An American, an Israeli, and a Palestinian are marooned on a desert island.
The American goes to one side of the island and builds a church.
The Israeli goes to the other side of the island and builds a synagogue.
The Palestinian goes,“BOOM!
Q: Why is there so much food at a Muslim wedding?
A: To keep the flies off the bride.
Q: Wanna hear a joke?
A: Muslim Women’s Rights.
Q: In an apartment building in London, Ahmed lives on the first floor, Mustafa on the second floor and Harry on the third floor. The building explodes – who lives?
A: Harry of course – he was at work.
Q: A Pakistani, a Turk, and a Moroccan are riding through Germany – who’s driving?
A: A police officer.
Q: Did you hear about the winner of the Islam beauty contest? A: Me neither.
Q: What is the most popular kids show in the Middle East?
A: Dora the Exploder!
Q: What do you call a Muslim stripper?
A: Youseen Memuff
Q: How do Muslims practice safe sex?
A: They mark the camels that kick.
Q. What can the Palestinians do to raise the average IQ in the West Bank?
A. Allow Jews to come in.
Mohammed heard one of his wives was leaving him, so he rushed home where he found her on the carpet in front of the tent with her belongings; he sat beside her and said,“I heard you were planning to leave me?”

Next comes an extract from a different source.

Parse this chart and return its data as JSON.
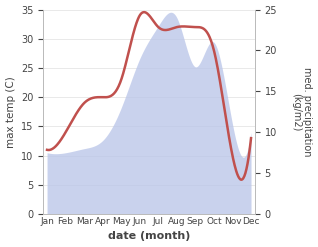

She replied,“Yes, I heard your other wives saying you were a pedophile!”
Mohammed thinks for a minute or so and then responds,“that’s a mighty big word for a 6 year old.”
Q How many Muslims does it take to change a lightbulb?
A: None, they prefer to sit in the dark and blame it on the Jews.
Q: How do you get a Muslim woman pregnant?
A: Dress her up as a goat.
Q: Did you hear the one about the Muslim who won a Nobel Prize in Mathematics?
A:Neither did I.
Q: Why do Muslims smell like piss?
A: So blind people can hate them too.